Rick Jackson and Burt Jones have spent more than $100 million combined flooding Georgia airwaves, and roughly 3 in 10 Republican primary voters still haven't made up their minds. With early voting already underway and the May 19 primary two weeks out, both the GOP and Democratic governor's races are on a credible path to a June 16 runoff — because neither front-runner is close to the 50% threshold required to win outright.
The Republican Race: $100 Million, No Daylight
The latest AJC poll, conducted by the University of Georgia's School of Public and International Affairs and surveying 1,000 likely GOP primary voters (MOE ±3.1%), puts Jackson at 27.2% and Jones at 24.8% — a statistical tie. A separate InsiderAdvantage survey taken April 22-23 showed Jackson at 32% and Jones at 25%, with Brad Raffensperger at 11% and Chris Carr at 6%. Both polls agree on one thing: somewhere between 23% and 30% of likely Republican primary voters have not committed to anyone.
That number has been stubbornly high all cycle. A February poll of 1,337 likely voters found 37% of Republican respondents still undecided — roughly 4 in 10, three months before the primary. The undecided share has compressed but not collapsed, even as the ad spending hit nine figures.
The eight-candidate field fragments the non-undecided vote enough that a runoff is a realistic outcome even if the undecideds break cleanly for one candidate. Ballotpedia has flagged the Republican primary as a battleground, and the math explains why: Jackson and Jones together account for barely half the electorate in most surveys, with Raffensperger and Carr holding meaningful shares.
The Trump Card Jones Is Playing — and Its Limits
President Trump endorsed Jones in August 2025, months before Jackson entered the race in February 2026. With Trump carrying an 86% approval rating among likely Georgia GOP primary voters, both campaigns have leaned into Trump imagery in their ads. The endorsement has not translated into a durable polling lead for Jones — Jackson's late entry and self-funded ad barrage erased whatever early advantage the Trump backing provided.

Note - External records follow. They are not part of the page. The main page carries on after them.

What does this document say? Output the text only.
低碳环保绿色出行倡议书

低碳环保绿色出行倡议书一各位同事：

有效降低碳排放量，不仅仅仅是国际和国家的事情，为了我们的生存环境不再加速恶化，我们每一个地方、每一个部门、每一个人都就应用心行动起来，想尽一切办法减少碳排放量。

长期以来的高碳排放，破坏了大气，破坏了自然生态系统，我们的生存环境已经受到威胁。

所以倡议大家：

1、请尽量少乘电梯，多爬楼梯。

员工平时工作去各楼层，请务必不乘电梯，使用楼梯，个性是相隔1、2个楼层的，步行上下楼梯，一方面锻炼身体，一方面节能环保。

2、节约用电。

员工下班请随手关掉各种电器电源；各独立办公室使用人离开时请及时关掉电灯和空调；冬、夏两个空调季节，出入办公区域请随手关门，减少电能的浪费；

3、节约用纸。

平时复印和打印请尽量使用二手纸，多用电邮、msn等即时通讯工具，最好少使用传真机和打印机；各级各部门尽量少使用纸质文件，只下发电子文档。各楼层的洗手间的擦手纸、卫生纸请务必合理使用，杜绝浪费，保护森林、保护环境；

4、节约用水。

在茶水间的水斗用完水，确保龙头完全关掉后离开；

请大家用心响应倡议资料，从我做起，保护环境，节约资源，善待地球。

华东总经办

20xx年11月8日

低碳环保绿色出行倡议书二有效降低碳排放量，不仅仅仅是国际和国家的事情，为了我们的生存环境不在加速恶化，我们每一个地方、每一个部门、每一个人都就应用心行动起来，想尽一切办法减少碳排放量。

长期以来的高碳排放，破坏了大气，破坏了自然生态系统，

Jackson also took the fight off the airwaves and into federal court, filing a lawsuit against Jones over a fundraising advantage Jones holds under Georgia's 2021 campaign finance law. That law allows the lieutenant governor to raise unlimited funds through a leadership committee; other candidates, including the attorney general, cannot. Jackson's lawsuit argues the arrangement is unconstitutional. The legal fight hasn't resolved, but it has kept the money disparity in the news.